# ATV Log Skidder



## Philip Wheelock (Mar 27, 2014)

Been thinning a White Pine stand on our property and have 10-18" dia. logs to move; looking for recommendations on a skidder for my small tractor (see avatar). The skidding cones look like they'll break; anyone tried these? I see Logosol and LogRite log arches online. The forester who's advising me suggested I have my next door neighbor fabricate one. The neighbor has a hydraulic repair business and has fabricated a couple of wood processors. Suggestions appreciated.


----------



## Nuzzy (Mar 27, 2014)

IMHO, log arches work great behind GTs. I originally built this one longer and ultimately shortened it up for better maneuverability in our woods.


----------



## hoskvarna (Mar 27, 2014)

. I'm gonna build one like this. Put a ring on the bar, chain it to log , pull forward log lifts to transport 


Sent from my iPhone using Tapatalk 2


----------



## bowtechmadman (Mar 27, 2014)

Nuzzy the hitch is different on that one now. Works great.


----------



## Nuzzy (Mar 27, 2014)

bowtechmadman said:


> Nuzzy the hitch is different on that one now. Works great.

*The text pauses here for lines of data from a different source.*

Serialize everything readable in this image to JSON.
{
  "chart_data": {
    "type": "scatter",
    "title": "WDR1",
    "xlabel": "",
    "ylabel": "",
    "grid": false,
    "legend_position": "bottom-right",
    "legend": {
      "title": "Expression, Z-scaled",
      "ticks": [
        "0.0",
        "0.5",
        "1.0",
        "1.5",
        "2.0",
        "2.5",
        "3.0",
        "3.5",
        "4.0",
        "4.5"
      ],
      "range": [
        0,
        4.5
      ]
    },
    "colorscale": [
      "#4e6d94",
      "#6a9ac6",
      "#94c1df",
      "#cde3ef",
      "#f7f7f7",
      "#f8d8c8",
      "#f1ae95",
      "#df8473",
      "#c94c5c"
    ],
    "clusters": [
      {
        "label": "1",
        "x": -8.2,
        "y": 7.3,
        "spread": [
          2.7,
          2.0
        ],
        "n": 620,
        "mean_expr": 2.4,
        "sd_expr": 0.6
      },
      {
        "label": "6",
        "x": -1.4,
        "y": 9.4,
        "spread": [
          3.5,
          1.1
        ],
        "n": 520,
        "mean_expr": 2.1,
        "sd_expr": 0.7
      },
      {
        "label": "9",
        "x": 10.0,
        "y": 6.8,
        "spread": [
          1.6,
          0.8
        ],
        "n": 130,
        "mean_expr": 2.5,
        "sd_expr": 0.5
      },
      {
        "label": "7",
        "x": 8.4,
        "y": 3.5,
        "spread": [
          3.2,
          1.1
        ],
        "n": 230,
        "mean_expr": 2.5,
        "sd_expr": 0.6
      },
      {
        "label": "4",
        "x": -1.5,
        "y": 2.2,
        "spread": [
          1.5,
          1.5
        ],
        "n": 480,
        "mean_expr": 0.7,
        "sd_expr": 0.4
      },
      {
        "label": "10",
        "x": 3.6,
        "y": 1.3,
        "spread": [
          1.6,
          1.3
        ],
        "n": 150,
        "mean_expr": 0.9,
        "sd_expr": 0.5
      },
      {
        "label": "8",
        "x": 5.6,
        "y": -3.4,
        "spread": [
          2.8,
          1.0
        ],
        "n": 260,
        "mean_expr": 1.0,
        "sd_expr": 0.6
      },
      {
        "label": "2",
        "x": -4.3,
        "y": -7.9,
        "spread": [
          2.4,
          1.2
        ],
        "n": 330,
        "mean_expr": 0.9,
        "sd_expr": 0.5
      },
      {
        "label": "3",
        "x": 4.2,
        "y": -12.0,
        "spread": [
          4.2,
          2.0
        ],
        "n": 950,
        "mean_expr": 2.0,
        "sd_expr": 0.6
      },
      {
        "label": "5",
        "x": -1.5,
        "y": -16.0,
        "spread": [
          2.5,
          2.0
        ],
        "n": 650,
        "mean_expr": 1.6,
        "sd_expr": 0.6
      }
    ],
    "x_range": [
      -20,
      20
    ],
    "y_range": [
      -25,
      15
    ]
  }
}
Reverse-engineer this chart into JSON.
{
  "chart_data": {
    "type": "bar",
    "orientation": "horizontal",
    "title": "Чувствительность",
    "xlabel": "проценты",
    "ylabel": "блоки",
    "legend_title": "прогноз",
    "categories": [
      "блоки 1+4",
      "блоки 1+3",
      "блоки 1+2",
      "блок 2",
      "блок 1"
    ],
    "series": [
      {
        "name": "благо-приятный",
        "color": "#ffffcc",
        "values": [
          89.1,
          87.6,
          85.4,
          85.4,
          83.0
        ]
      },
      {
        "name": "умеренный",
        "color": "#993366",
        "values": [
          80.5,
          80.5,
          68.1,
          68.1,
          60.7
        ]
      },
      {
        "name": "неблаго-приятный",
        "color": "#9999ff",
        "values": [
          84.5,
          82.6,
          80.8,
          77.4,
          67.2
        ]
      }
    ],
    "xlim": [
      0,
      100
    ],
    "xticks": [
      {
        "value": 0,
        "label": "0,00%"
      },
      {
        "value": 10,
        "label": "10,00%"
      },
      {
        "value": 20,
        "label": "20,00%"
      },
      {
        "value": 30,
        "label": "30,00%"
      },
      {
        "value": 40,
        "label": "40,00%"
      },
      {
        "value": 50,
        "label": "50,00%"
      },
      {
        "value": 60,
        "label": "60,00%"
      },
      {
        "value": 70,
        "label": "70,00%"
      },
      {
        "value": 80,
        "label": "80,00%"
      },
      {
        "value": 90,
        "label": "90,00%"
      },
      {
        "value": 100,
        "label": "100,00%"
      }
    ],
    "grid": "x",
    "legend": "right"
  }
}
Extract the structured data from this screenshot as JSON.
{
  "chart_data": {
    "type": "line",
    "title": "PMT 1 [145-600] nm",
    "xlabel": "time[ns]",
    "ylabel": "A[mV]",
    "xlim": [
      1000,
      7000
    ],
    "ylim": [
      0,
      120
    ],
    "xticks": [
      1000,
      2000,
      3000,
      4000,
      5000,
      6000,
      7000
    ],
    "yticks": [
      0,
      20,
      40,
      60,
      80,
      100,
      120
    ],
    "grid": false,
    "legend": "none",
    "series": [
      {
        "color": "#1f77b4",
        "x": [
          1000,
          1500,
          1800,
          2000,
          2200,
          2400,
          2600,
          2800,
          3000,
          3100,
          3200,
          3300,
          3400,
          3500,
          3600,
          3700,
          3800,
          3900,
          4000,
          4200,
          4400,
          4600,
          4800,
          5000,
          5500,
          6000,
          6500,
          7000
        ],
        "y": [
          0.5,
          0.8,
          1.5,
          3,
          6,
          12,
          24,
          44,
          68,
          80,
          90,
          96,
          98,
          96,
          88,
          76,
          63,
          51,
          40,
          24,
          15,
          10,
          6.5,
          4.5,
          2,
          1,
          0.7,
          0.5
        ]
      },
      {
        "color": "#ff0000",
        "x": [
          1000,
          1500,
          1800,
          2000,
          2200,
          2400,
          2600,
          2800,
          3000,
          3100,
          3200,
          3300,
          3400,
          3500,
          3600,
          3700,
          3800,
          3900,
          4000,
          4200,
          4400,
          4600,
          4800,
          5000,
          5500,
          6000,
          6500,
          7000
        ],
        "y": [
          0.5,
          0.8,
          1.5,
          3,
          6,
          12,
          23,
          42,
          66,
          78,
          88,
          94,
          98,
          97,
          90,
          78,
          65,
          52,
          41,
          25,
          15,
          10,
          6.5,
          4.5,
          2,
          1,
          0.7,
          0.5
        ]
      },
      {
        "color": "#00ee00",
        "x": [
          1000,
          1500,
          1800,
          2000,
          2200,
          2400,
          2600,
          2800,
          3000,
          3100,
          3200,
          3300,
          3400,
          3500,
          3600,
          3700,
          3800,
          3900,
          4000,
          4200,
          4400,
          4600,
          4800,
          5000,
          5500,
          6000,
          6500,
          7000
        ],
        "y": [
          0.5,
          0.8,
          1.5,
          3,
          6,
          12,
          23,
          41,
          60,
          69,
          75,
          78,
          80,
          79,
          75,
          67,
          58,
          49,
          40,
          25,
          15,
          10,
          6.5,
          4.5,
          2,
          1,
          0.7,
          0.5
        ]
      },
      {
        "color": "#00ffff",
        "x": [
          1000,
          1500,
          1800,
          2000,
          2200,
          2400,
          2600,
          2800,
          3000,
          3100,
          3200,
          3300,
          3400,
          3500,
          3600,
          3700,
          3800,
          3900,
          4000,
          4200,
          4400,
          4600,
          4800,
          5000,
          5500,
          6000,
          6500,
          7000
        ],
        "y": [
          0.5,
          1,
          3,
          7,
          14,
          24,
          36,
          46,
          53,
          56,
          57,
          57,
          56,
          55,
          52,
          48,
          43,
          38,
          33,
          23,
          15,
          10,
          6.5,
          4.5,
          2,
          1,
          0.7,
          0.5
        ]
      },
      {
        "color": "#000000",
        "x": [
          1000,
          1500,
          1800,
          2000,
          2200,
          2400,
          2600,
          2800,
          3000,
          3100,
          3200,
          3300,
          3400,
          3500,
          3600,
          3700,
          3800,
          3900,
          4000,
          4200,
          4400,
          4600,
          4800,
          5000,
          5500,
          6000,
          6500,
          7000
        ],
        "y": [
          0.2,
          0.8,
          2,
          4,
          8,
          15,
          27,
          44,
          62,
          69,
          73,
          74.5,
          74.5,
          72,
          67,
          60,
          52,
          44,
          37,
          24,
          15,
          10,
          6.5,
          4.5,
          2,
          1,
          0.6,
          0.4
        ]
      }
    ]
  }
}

Happy to hear it's still in service 





Sent from sasquatch tapaterritory...


----------



## VT_Tree_Wrecker (Mar 28, 2014)

I've been using a skidding cone for a few years now behind an ATV and they are tough haven't broken it yet and I'm not easy on it either


----------



## jwade (Mar 28, 2014)

skidding cones are good. saw on another thread that a guy uses old car hoods, or an old plastic car bumper cover, said he cuts the corner off the cover runs a chain through it then hooks the log. the log resets on the cover and slides across the groun. i havent attempted it yet but i will on my next outing. good luck


----------